IN HONOR OF TODAY, THE FIRST OFFICIAL DAY OF AUTUMN (AND MY LOVE FOR GREEN CHILES!) HERE IS MY DELICIOUS RECIPE FOR PORK AND GREEN CHILE STEW. I WAS RECENTLY THE “FEATURED LOCAL CHEF” AT THE FABULOUS CHERRY STREET FARMER’S MARKET WHERE I SERVED SAMPLES OF THIS, AND IT WAS A HIT! I BOUGHT THE PORK AND GREEN CHILES THAT I USED IN THE RECIPE AT THE FARMER’S MARKET, TOO. KEEP THIS RECIPE ON HAND AS THE WEATHER WILL BE GETTING COOLER BEFORE WE KNOW IT!

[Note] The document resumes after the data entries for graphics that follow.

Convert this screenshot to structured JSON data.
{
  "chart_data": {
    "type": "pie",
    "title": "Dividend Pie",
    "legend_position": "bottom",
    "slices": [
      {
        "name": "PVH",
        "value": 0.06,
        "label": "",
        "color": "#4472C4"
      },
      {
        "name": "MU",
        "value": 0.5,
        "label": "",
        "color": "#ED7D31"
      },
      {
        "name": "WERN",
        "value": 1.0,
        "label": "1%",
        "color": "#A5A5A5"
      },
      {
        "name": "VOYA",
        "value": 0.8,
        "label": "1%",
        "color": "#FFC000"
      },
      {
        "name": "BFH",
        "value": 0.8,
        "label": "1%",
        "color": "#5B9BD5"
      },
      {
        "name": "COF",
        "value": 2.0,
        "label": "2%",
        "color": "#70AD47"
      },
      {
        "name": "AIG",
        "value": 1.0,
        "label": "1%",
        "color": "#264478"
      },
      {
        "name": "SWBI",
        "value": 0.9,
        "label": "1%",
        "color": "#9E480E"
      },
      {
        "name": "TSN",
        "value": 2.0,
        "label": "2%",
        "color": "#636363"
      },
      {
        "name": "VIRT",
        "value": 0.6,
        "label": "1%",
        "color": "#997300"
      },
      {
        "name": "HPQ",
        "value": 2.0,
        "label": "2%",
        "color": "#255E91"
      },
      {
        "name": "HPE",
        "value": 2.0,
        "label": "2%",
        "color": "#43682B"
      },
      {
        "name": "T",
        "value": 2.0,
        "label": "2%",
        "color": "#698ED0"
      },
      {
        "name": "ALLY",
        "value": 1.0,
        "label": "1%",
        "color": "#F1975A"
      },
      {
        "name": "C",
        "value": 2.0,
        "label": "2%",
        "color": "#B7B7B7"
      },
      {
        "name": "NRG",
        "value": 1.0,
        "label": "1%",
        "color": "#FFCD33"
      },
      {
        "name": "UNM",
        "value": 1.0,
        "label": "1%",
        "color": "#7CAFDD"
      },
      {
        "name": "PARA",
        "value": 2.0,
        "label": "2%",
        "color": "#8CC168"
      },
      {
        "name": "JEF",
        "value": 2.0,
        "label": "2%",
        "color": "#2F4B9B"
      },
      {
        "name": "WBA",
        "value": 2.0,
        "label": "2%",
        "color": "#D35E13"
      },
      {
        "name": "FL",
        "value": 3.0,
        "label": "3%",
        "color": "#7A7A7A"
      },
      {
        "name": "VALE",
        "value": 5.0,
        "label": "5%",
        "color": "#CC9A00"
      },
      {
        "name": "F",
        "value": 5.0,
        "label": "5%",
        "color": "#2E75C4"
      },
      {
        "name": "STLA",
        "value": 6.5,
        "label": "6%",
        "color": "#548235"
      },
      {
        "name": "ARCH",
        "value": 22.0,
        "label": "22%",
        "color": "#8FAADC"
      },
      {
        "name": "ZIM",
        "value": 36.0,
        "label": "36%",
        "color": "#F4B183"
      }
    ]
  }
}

Prep Time: 25 minutes Cook Time: 60 minutes Serves: 8
- 4 cups chicken broth, divided
- 3/4 pound tomatillos, husked, and chopped, divided
- 4 green onions, coursely chopped
- 2 cups packed fresh cilantro leaves
- 5 garlic cloves, chopped
- 2 tbsp. olive oil
- 3 pounds pork loin, cut into small cubes
- 1 onion, chopped
- 1 tbsp. ground cumin seeds
- 1 cup chopped roasted green chiles
- 1 tbsp. dried Mexican oregano
- 10 cherry tomatoes, sliced in half
- 1/2 pound potatoes, peeled and cut into small cubes
- 1 tsp. salt
- 1/2 tsp. ground black pepper
1. In a blender, puree 2 cups of chicken broth, the tomatillos, green onions, cilantro, and garlic. Set aside.
2. In a large pot, heat olive oil over medium high heat. Add pork which has been seasoned with salt and pepper.
3. When pork is nearly browned, add the onions. Cook until tender. Add chiles, oregano, cumin, pureed sauce, and remaining 2 cups of chicken broth. Bring to a simmer and cook for 30 minutes over low heat.
4. Add tomatoes and potatoes. Season with salt and pepper. Cook an additional 15-20 minutes.
5. It may be necessary to add water, if mixture is too thick. Add salt. if necessary. Serve warm with sour cream and cilantro.